Ingredients for twelve pieces: 20 grams of fresh yeast, 250 ml milk, 500 g wheat flour, 70 g sugar, 1 medium egg, 70 g butter, 1/4 teaspoon salt, 1 teaspoon cinnamon, 1 teaspoon grated lemon peel, 1 vanilla pod, 1 pinch Cardamom, 1 pinch of ginger, 1 pinch of nutmeg, 100 g raisins, 2 tbsp orange juice, for the dough cross: 70 g flour, 60 ml water, 50 g apricot jam for brushing

Preparation: Soak the raisins in the orange juice. Crumble the yeast into a mug with half of the lukewarm milk. Add a teaspoon of sugar and stir until the sugar and yeast are dissolved.

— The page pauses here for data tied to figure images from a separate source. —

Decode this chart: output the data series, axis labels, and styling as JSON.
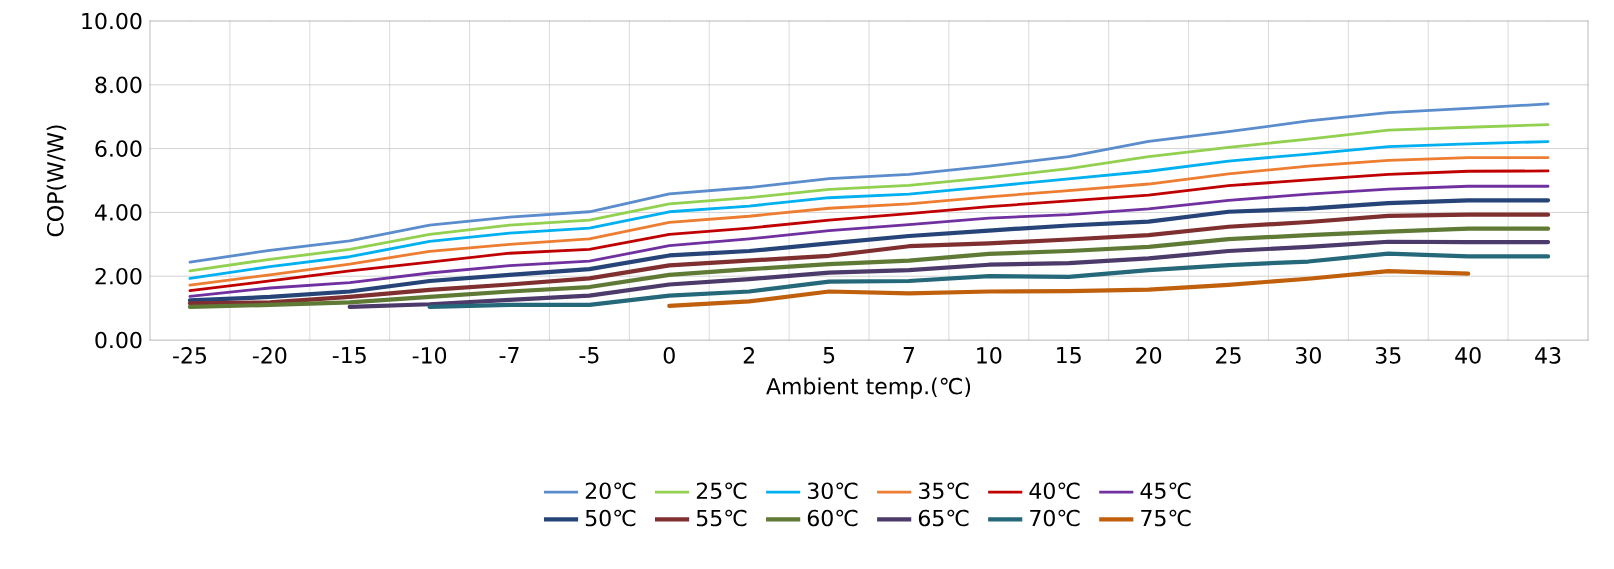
{
  "chart_data": {
    "type": "line",
    "xlabel": "Ambient temp.(℃)",
    "ylabel": "COP(W/W)",
    "categories": [
      "-25",
      "-20",
      "-15",
      "-10",
      "-7",
      "-5",
      "0",
      "2",
      "5",
      "7",
      "10",
      "15",
      "20",
      "25",
      "30",
      "35",
      "40",
      "43"
    ],
    "ylim": [
      0,
      10
    ],
    "yticks": [
      {
        "value": 0,
        "label": "0.00"
      },
      {
        "value": 2,
        "label": "2.00"
      },
      {
        "value": 4,
        "label": "4.00"
      },
      {
        "value": 6,
        "label": "6.00"
      },
      {
        "value": 8,
        "label": "8.00"
      },
      {
        "value": 10,
        "label": "10.00"
      }
    ],
    "grid": true,
    "legend": "bottom",
    "marker": "none",
    "line_style": "solid",
    "series": [
      {
        "name": "20℃",
        "color": "#5b8ccc",
        "values": [
          2.44,
          2.81,
          3.11,
          3.6,
          3.85,
          4.02,
          4.58,
          4.78,
          5.06,
          5.19,
          5.45,
          5.75,
          6.23,
          6.53,
          6.87,
          7.13,
          7.26,
          7.4
        ]
      },
      {
        "name": "25℃",
        "color": "#92d050",
        "values": [
          2.17,
          2.53,
          2.84,
          3.31,
          3.6,
          3.76,
          4.27,
          4.46,
          4.72,
          4.85,
          5.09,
          5.37,
          5.75,
          6.04,
          6.3,
          6.58,
          6.67,
          6.75
        ]
      },
      {
        "name": "30℃",
        "color": "#00b0f0",
        "values": [
          1.93,
          2.3,
          2.61,
          3.09,
          3.35,
          3.51,
          4.02,
          4.2,
          4.46,
          4.57,
          4.81,
          5.05,
          5.29,
          5.61,
          5.83,
          6.06,
          6.15,
          6.22
        ]
      },
      {
        "name": "35℃",
        "color": "#ed7d31",
        "values": [
          1.72,
          2.04,
          2.38,
          2.78,
          3.0,
          3.17,
          3.69,
          3.88,
          4.13,
          4.27,
          4.49,
          4.68,
          4.89,
          5.21,
          5.45,
          5.63,
          5.72,
          5.72
        ]
      },
      {
        "name": "40℃",
        "color": "#c00000",
        "values": [
          1.55,
          1.85,
          2.17,
          2.44,
          2.72,
          2.84,
          3.31,
          3.51,
          3.76,
          3.96,
          4.18,
          4.36,
          4.54,
          4.84,
          5.02,
          5.19,
          5.29,
          5.3
        ]
      },
      {
        "name": "45℃",
        "color": "#7030a0",
        "values": [
          1.37,
          1.63,
          1.8,
          2.1,
          2.33,
          2.47,
          2.96,
          3.17,
          3.43,
          3.62,
          3.82,
          3.93,
          4.11,
          4.38,
          4.57,
          4.73,
          4.82,
          4.82
        ]
      },
      {
        "name": "50℃",
        "color": "#264478",
        "values": [
          1.24,
          1.35,
          1.52,
          1.85,
          2.04,
          2.22,
          2.65,
          2.79,
          3.03,
          3.26,
          3.43,
          3.59,
          3.71,
          4.02,
          4.12,
          4.29,
          4.38,
          4.38
        ]
      },
      {
        "name": "55℃",
        "color": "#7f2f2f",
        "values": [
          1.15,
          1.18,
          1.35,
          1.57,
          1.74,
          1.93,
          2.34,
          2.49,
          2.64,
          2.94,
          3.03,
          3.15,
          3.29,
          3.55,
          3.7,
          3.89,
          3.93,
          3.93
        ]
      },
      {
        "name": "60℃",
        "color": "#5f7a35",
        "values": [
          1.04,
          1.1,
          1.18,
          1.35,
          1.52,
          1.66,
          2.04,
          2.22,
          2.38,
          2.49,
          2.7,
          2.79,
          2.92,
          3.16,
          3.29,
          3.4,
          3.49,
          3.49
        ]
      },
      {
        "name": "65℃",
        "color": "#4b3a6a",
        "values": [
          null,
          null,
          1.04,
          1.12,
          1.26,
          1.39,
          1.74,
          1.91,
          2.11,
          2.19,
          2.36,
          2.41,
          2.56,
          2.79,
          2.92,
          3.08,
          3.07,
          3.07
        ]
      },
      {
        "name": "70℃",
        "color": "#24687a",
        "values": [
          null,
          null,
          null,
          1.04,
          1.1,
          1.1,
          1.39,
          1.52,
          1.83,
          1.85,
          2.0,
          1.98,
          2.19,
          2.35,
          2.46,
          2.71,
          2.62,
          2.62
        ]
      },
      {
        "name": "75℃",
        "color": "#c0600c",
        "values": [
          null,
          null,
          null,
          null,
          null,
          null,
          1.07,
          1.21,
          1.52,
          1.46,
          1.52,
          1.53,
          1.58,
          1.73,
          1.92,
          2.16,
          2.08,
          null
        ]
      }
    ]
  }
}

Place the flour in a bowl and create a well in the middle. Pour in the lukewarm yeast-milk mixture and stir in a little flour from the sides. Cover the bowl with a cloth and let it rest in a warm place for about 20 minutes.

Add the remaining sugar, the remaining milk with the egg, butter, salt and spices and mix everything together. Knead the dough for about five minutes until it is smooth. Then fold in the drained raisins. Let the dough rise covered in a warm place for around an hour.

Knead the dough carefully again on a lightly floured work surface and then divide it into twelve equal portions, shape into round rolls and leave to rise for about 45 minutes on a baking tray lined with baking paper, leaving a little space between them.

Preheat the oven to 190 degrees top and bottom heat. For the cross, mix 70 grams of flour with 60 ml of water to form a thick mixture and pipe it onto the rolls using a piping bag.

Bake the rolls for around 15 to 20 minutes until golden. Warm the apricot jam with a little water and stir until smooth. Then brush the hot cross buns with it while they are still warm.